A culture of Mass Graves

A symposium of writers from ex-Yugoslavia met in Munich’s “Literaturhaus” last Friday & Saturday to think and talk about the Srebrenica anniversary. Today at least four German daily papers report extensively on the occasion, with one reprinting one of the talks in full. The writers present included essayist Dzevad Karahasan from Sarajevo, the Slovenian writer Drago Jancar, the Hungarian László Végel, now living in Serbia, the Serb Drinka Goikovi, the Bosnian Saša Staniši, the Kosovo-Albanian Beqë Cufai as well as Svetlana Broz, the grand-daughter of Tito, a Belgrade cardiologist and journalist and author of a book of interviews with war victims of all sections of ex-Yugoslavia (Good People in an Evil Time), among others.

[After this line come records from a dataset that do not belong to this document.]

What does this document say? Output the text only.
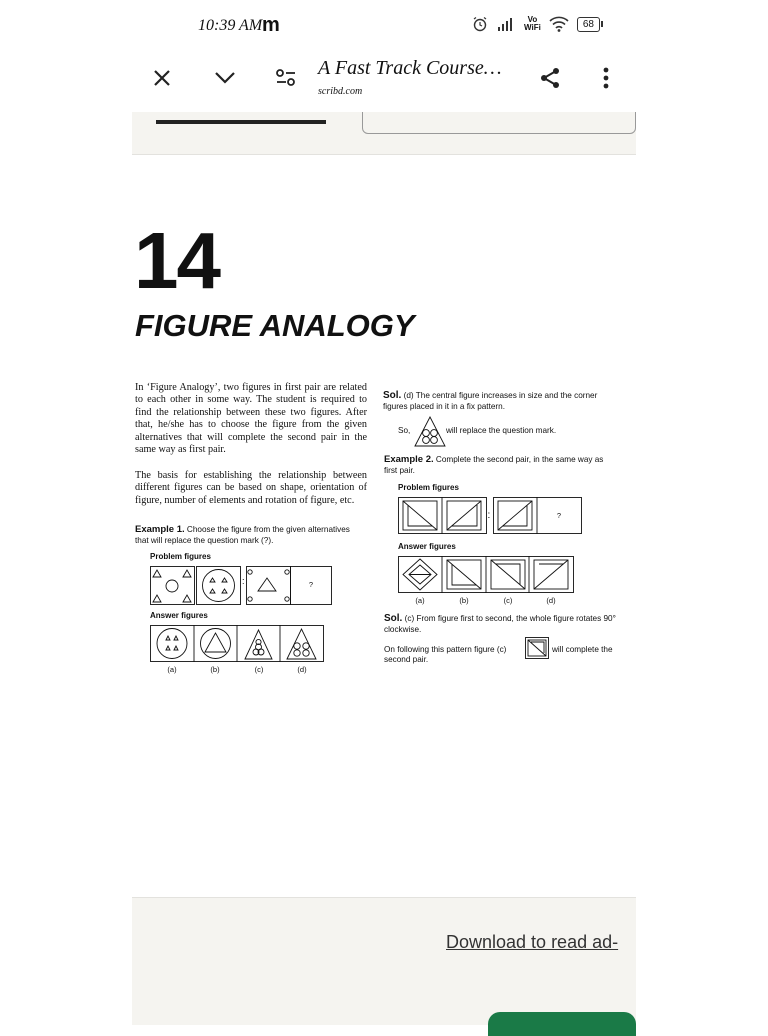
10:39 AM m	Vo
WiFi	68
A Fast Track Course…
scribd.com
14
FIGURE ANALOGY
In ‘Figure Analogy’, two figures in first pair are related to each other in some way. The student is required to find the relationship between these two figures. After that, he/she has to choose the figure from the given alternatives that will complete the second pair in the same way as first pair.
The basis for establishing the relationship between different figures can be based on shape, orientation of figure, number of elements and rotation of figure, etc.
Example 1. Choose the figure from the given alternatives that will replace the question mark (?).
Problem figures
:	?
Answer figures
(a)	(b)	(c)	(d)
Sol. (d) The central figure increases in size and the corner figures placed in it in a fix pattern.
So,	will replace the question mark.
Example 2. Complete the second pair, in the same way as first pair.
Problem figures
:	?
Answer figures
(a)	(b)	(c)	(d)
Sol. (c) From figure first to second, the whole figure rotates 90° clockwise.
On following this pattern figure (c)	will complete the
second pair.
Download to read ad-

The Serbian poet Bora Cosic (at 73 the oldest writer present) sums up the situation with the sentence: “We are all inhabitants of the same country, the Republic of Despair.” He then reads his poem “The last Picture Show,” which contains the lines:

there is no film strip in the projector
what is important is that there’s room for all
in the cinema of their death
as if in a large coffin
then bombs are dropped on them
& they are cut down like sheafs
a whole century has to pass
until a history critic
writes a review

The Serbian Vladimir Arsenijevic speaks to the shame he feels concerning the recently found (and widely broadcast) video tapes of the execution of several young man in Srebrenica by “Black Scorpio” units: “The knowledge that murderers and executioners are moving freely among us, is not, God knows, something extraordinary, we have been used to that for a very long time now. But in this case it is a matter of a very special species of criminal exhibitionists who recorded their crimes on tape and then put their souvenir in circulation, and that is an unusual detail that throws a strange light on the whole affair. By making copies of their video tape and putting it into circulation, they have become actors in their own snuff-movie.”

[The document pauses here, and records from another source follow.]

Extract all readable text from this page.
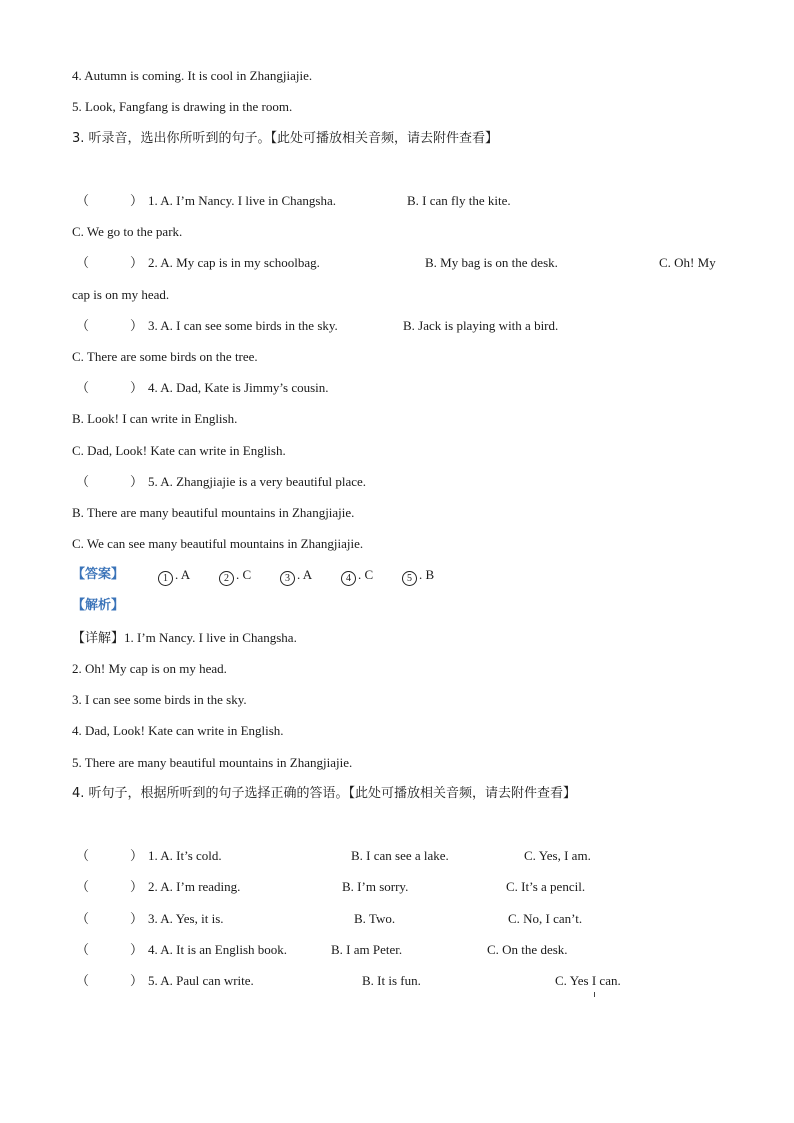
4. Autumn is coming. It is cool in Zhangjiajie.
5. Look, Fangfang is drawing in the room.
3. 听录音，选出你所听到的句子。【此处可播放相关音频，请去附件查看】
（	） 1. A. I’m Nancy. I live in Changsha.	B. I can fly the kite.
C. We go to the park.
（	） 2. A. My cap is in my schoolbag.	B. My bag is on the desk.	C. Oh! My
cap is on my head.
（	） 3. A. I can see some birds in the sky.	B. Jack is playing with a bird.
C. There are some birds on the tree.
（	） 4. A. Dad, Kate is Jimmy’s cousin.
B. Look! I can write in English.
C. Dad, Look! Kate can write in English.
（	） 5. A. Zhangjiajie is a very beautiful place.
B. There are many beautiful mountains in Zhangjiajie.
C. We can see many beautiful mountains in Zhangjiajie.
【答案】	1 . A	2 . C	3 . A	4 . C	5 . B
【解析】
【详解】1. I’m Nancy. I live in Changsha.
2. Oh! My cap is on my head.
3. I can see some birds in the sky.
4. Dad, Look! Kate can write in English.
5. There are many beautiful mountains in Zhangjiajie.
4. 听句子，根据所听到的句子选择正确的答语。【此处可播放相关音频，请去附件查看】
（	） 1. A. It’s cold.	B. I can see a lake.	C. Yes, I am.
（	） 2. A. I’m reading.	B. I’m sorry.	C. It’s a pencil.
（	） 3. A. Yes, it is.	B. Two.	C. No, I can’t.
（	） 4. A. It is an English book.	B. I am Peter.	C. On the desk.
（	） 5. A. Paul can write.	B. It is fun.	C. Yes I can.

Someone else speaks of “a culture of mass graves.”

It is difficult to say if such gatherings of writers & intellectuals have much effect, but the very fact they they do take place and that they are widely reported on in a national press (Germany in this caase, where btw several of the writers live in exile), at least makes for the possibility of readers reflecting on what was said. For when such gatherings by US writers on, say, the War in Iraq, and which daily papers will report on them? Or has the role of the public intellectual (been) completely disappeared in the US?